2. Originally Posted by thegame189
Find the value of the limit of the sequence defined by:
a(sub 1)=1
a (sub n+1)=13-(1/a(sub n))

I have no idea how to do that.

Find the value of the limit of the sequence defined by:
a(sub 1) = Square root of 10
a(sub n+1) = Square root of (10+a(sub n))

This one either. These are the only two out of 30 that I couldn't do. He said they'd be on the test so I need to learn... bummer.
Try this...

For the last one...

suppose $\lim_{n \to \infty}a_n=L$ then $\lim_{n \to \infty}a_{n+1}=L$

$\lim_{n \to \infty}[a_{n+1}=\sqrt{10+a_n}] \iff L=\sqrt{10+L}$

Now we can solve this equation for L

$L=\sqrt{10+L} \iff L^2=10+L \iff L^2-L-10=0$

$L=\frac{1}{2}(1+\sqrt{41})$

3. Ah, I had a sign wrong that I didn't catch. Thanks a bunch!

Any idea how to do the first one?

4. Originally Posted by TheEmptySet
Try this...

For the last one...

suppose $\lim_{n \to \infty}a_n=L$ then $\lim_{n \to \infty}a_{n+1}=L$

$\lim_{n \to \infty}[a_{n+1}=\sqrt{10+a_n}] \iff L=\sqrt{10+L}$

Now we can solve this equation for L

$L=\sqrt{10+L} \iff L^2=10+L \iff L^2-L-10=0$

$L=\frac{1}{2}(1+\sqrt{41})$
heeeem...I'm also having problem with these sequences! We don't know yet that the limit exists! The first steps are to prove that the sequence is bounded(a bit messy for me) and monotone!

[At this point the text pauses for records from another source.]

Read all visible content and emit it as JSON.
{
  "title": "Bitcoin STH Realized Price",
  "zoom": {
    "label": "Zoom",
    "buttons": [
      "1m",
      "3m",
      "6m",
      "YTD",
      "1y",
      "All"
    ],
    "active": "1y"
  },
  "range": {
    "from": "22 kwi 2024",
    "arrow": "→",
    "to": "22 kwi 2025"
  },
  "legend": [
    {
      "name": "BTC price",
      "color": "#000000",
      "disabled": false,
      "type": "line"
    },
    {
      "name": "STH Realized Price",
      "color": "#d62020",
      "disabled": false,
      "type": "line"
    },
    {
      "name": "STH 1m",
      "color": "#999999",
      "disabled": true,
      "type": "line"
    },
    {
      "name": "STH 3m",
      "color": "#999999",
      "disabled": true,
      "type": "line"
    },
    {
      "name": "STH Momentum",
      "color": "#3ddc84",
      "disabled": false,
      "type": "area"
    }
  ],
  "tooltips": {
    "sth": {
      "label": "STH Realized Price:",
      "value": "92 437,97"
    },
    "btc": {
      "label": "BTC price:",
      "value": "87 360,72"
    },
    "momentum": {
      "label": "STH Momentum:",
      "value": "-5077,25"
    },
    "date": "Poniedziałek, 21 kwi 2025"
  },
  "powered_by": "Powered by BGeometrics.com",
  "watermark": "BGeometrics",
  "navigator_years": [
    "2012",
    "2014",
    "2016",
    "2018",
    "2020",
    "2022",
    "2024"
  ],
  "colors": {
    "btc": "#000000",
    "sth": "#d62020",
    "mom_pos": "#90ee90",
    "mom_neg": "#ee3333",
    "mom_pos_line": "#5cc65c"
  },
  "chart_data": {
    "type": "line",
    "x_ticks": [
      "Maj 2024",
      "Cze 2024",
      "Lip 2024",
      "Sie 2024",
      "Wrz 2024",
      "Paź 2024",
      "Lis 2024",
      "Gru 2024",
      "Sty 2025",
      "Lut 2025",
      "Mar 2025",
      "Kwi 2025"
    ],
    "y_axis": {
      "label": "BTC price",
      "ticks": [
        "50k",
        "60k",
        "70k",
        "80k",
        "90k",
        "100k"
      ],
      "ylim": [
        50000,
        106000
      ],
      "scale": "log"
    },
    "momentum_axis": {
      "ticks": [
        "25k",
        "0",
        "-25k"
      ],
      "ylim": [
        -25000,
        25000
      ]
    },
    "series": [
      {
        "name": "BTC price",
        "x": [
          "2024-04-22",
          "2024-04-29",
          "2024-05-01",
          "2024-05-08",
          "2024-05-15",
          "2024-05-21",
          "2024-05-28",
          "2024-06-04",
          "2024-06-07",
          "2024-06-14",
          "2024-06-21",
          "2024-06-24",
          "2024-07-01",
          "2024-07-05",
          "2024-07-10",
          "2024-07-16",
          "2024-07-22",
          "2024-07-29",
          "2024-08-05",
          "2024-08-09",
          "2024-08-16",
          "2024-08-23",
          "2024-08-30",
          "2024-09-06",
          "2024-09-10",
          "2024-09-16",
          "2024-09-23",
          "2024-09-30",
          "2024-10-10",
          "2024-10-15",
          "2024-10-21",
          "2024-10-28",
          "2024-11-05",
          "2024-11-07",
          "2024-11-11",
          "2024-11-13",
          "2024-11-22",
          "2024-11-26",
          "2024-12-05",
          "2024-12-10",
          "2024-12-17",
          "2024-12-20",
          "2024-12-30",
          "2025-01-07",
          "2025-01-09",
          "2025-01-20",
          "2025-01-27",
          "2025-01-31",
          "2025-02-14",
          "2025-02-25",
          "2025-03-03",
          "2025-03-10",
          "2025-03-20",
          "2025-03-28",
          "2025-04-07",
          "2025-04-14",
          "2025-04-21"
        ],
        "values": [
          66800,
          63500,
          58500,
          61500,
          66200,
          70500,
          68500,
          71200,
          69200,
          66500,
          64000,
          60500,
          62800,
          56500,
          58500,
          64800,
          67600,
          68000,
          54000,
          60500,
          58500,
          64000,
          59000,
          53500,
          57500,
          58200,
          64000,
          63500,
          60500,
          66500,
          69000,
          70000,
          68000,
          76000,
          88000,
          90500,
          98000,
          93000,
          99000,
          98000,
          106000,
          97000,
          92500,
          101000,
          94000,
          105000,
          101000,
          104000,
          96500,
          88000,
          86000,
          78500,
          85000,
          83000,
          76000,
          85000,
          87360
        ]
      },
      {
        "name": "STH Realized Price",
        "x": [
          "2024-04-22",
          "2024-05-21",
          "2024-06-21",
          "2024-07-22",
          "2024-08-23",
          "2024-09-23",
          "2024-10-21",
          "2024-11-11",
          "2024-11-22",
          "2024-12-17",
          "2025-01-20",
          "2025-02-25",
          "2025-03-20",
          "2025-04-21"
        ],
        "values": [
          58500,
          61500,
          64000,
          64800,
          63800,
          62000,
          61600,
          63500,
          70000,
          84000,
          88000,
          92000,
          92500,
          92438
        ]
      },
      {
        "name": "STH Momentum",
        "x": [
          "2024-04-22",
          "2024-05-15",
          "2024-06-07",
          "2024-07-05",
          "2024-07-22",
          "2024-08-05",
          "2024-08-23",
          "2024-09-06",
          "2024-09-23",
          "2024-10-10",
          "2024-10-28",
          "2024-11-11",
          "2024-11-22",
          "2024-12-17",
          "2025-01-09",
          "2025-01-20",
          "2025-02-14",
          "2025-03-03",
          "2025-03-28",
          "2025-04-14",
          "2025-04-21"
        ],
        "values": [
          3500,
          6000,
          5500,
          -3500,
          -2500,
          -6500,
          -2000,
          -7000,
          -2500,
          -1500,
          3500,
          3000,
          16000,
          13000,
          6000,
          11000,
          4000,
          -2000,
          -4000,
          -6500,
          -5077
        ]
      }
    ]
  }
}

Then if it is, comes your step!

5. The first sequence

I'll post the proof that $\lim{a_n}$ exists

First we'll show that: $a_{n+1}>a_n$ if $n\geq{1}$

By induction:

$a_2=12>a_1=1$ is true

Assume $a_{n}>a_{n-1}$ holds then we'll prove that: $a_{n+1}>a_n$

$a_n>a_{n-1}$ then $-a_{n}<-a_{n-1}$
so: $-\frac{1}{a_{n-1}}<-\frac{1}{a_{n}}$ and then: $13-\frac{1}{a_{n-1}}=a_n<13-\frac{1}{a_{n}}=a_{n+1}$ which completes the first part

$a_{n+1}>a_n>...>a_1=1>0$ so it is a positive sequence and therefore it is bounded by 13 since $a_{n+1}=13-\frac{1}{a_n}<13$

This shows that the sequence is incresing and $a_n<13$ for all $n\geq{1}$, thus it converges to say $L$

LIMIT:
Since $a_{n+1}=13-\frac{1}{a_n}$ taking the limit on both sides: $\lim{a_{n+1}}=13-\frac{1}{\lim{a_n}}$ then $L=13-\frac{1}{L}$ now find the roots of this equation and remember that $13\geq{L}>12=a_2$ to see which one is the limit.